I'm too sad to write a blog, so I'll leave you with the guy's rules:

The Guys' Rules

We always hear"the rules" from the female side.
Now here are the rules from the male side.
These are our rules!
Please note...these are all numbered "1" ON PURPOSE!

1. Learn to work the toilet seat.
You're a big girl. If it's up, put it down.
We need it up, you need it down.
You don't hear us complaining about you leaving it down.

1. Sunday sports. It's like the full moon
or the changing of the tides.
Let it be.

1. Shopping is NOT a sport.
And no, we are never going to think of it that way.

1. Crying is blackmail.

1. Ask for what you want.
Let us be clear on this one:
Subtle hints do not work!
Strong hints do not work!
Obvious hints do not work!
Just say it!

1. Yes and No are perfectly acceptable answers to almost every question.

1. Come to us with a problem only if you want help solving it.
That's what we do.
Sympathy is what your girlfriends are for.

1. A headache that lasts for 17 months is a problem.
See a doctor.

1. Anything we said 6 months ago is inadmissible in an argument.
In fact, all comments become null and void after7 days.

1. If you won't dress like the Victoria's Secret girls, don't expect us to act like soap opera guys.

1. If you think you're fat, you probably are.
Don't ask us.

1. If something we said can be interpreted two ways and one of the ways makes you sad or angry, we meant the other one.

1. You can either ask us to do something or tell us how you want it done.
Not both.
If you already know best how to do it, just do it yourself.

1. Whenever possible, please say whatever you have to say during commercials.

1. Christopher Columbus did not need directions and neither do we.

1. ALL men see in only 16 colors, like Windows default settings.
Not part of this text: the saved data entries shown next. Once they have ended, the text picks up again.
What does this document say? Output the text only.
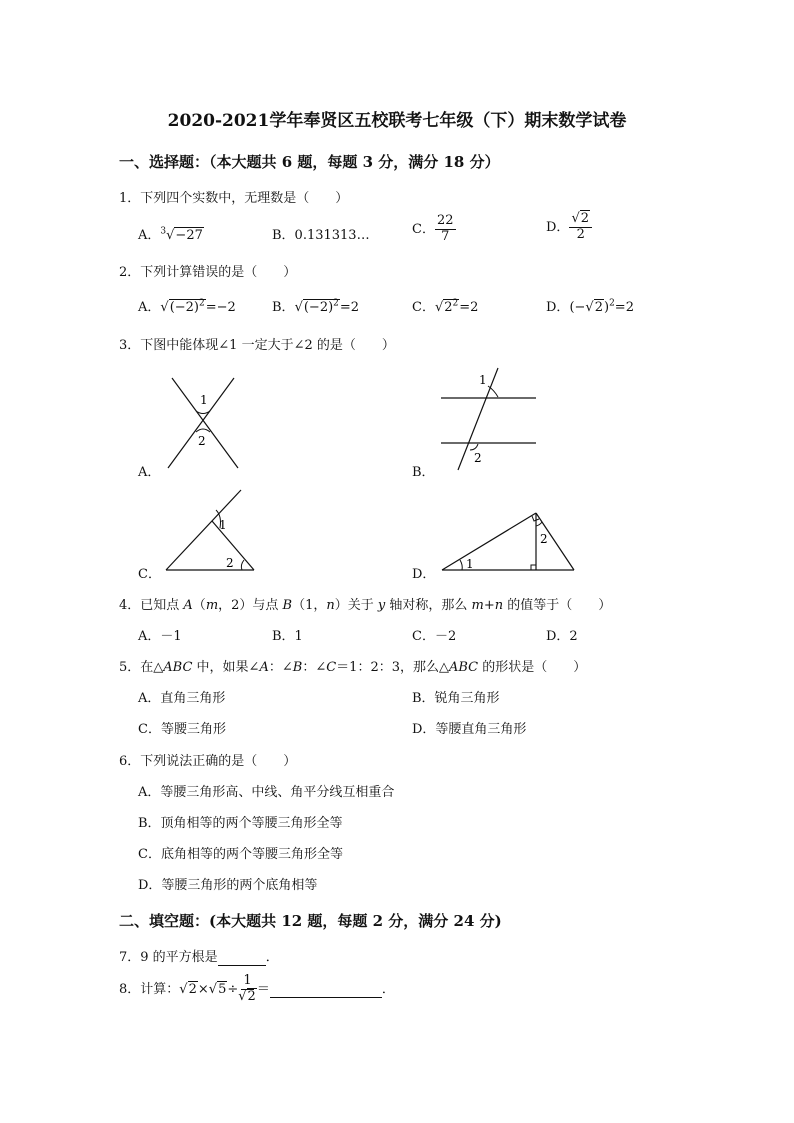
2020-2021学年奉贤区五校联考七年级（下）期末数学试卷
一、选择题：（本大题共 6 题，每题 3 分，满分 18 分）
1．下列四个实数中，无理数是（　　）
A．$^3$√−27	B．0.131313…	C． $\frac{22}{7}$	D． $\frac{√2}{2}$
2．下列计算错误的是（　　）
A．$√(-2)^2=-2$	B．$√(-2)^2=2$	C．$√2^2=2$	D．$(-√2)^2=2$
3．下图中能体现∠1 一定大于∠2 的是（　　）
A．
1
2
B．
1
2
C．
1
2
D．
1
2
4．已知点 A（m，2）与点 B（1，n）关于 y 轴对称，那么 m+n 的值等于（　　）
A．－1	B．1	C．－2	D．2
5．在△ABC 中，如果∠A：∠B：∠C＝1：2：3，那么△ABC 的形状是（　　）
A．直角三角形	B．锐角三角形
C．等腰三角形	D．等腰直角三角形
6．下列说法正确的是（　　）
A．等腰三角形高、中线、角平分线互相重合
B．顶角相等的两个等腰三角形全等
C．底角相等的两个等腰三角形全等
D．等腰三角形的两个底角相等
二、填空题：(本大题共 12 题，每题 2 分，满分 24 分)
7．9 的平方根是	．
8．计算：$√2\times√5\div \frac{1}{√2}$ ＝	．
Peach, for example, is a fruit, not a color. Pumpkin is also a fruit.
We have no idea what mauve is.

1. If it itches, it will be scratched.
We do that.

1. If we ask what is wrong and you say "nothing,"
we will act like nothing's wrong.
We know you are lying, but it is just not worth the hassle.

1. If you ask a question you don't want an answer to,
expect an answer you don't want to hear.

1. When we have to go somewhere, absolutely anything you wear
is fine...Really.

1. Don't ask us what we're thinking about unless you are
prepared to discuss such topics as baseball, the shotgun formation,
or monster trucks.

1. You have enough clothes.

1. You have too many shoes.

1. I am in shape. Round is a shape.

1. Thank you for reading this.
Yes, I know, I have to sleep on the couch tonight;
but did you know men really don't mind that? It's like camping.

5 Comments:

At 3:43 PM, Blogger Call 2 Arms said...

Men can pee with the seat down, they can either practice better aim or sit down. It isn't as easy for a woman to pee with the seat up. It's also a matter of courtesy. Since you are the man, give your woman such a simple courtesy or learn to perfect your pee aim.

And why does the woman need to conform to you. Typical female traits are part of the cost of being with a woman. Stop being difficult.

 
At 8:49 PM, Blogger Jez Chill said...

It makes no sense to turn a 30 second pee event into a 120 second sonata. Let me dispell the myth, it's not the aim, the trajectory is always a mystery! Let's identify the real trajesty... when women pee on the toilet seat!!!!

This list is not about conforming at all, it's about understanding men. Once you do that, then you'll realize that we're more sensible than that other sex.

 
At 1:38 PM, Blogger Rainmayun said...

the real mystery is why women back into the bathroom in the dark with their eyes closed and park their ass on the toilet without even lookin at it... cuz if they didn't do that, they wouldn't fall in, and that's the reason I hear why they complain so much.

 
At 2:18 PM, Blogger GeckoGirl said...

Because the bright light hurts. There's no need to turn on the lights - we know where the bathroom is and that we left the seat DOWN. If you don't like putting the seat down, install a urinal.

 
At 2:36 PM, Blogger Rainmayun said...

hey, I dont have any problems with the bathroom as currently configured, so I aint installing squat!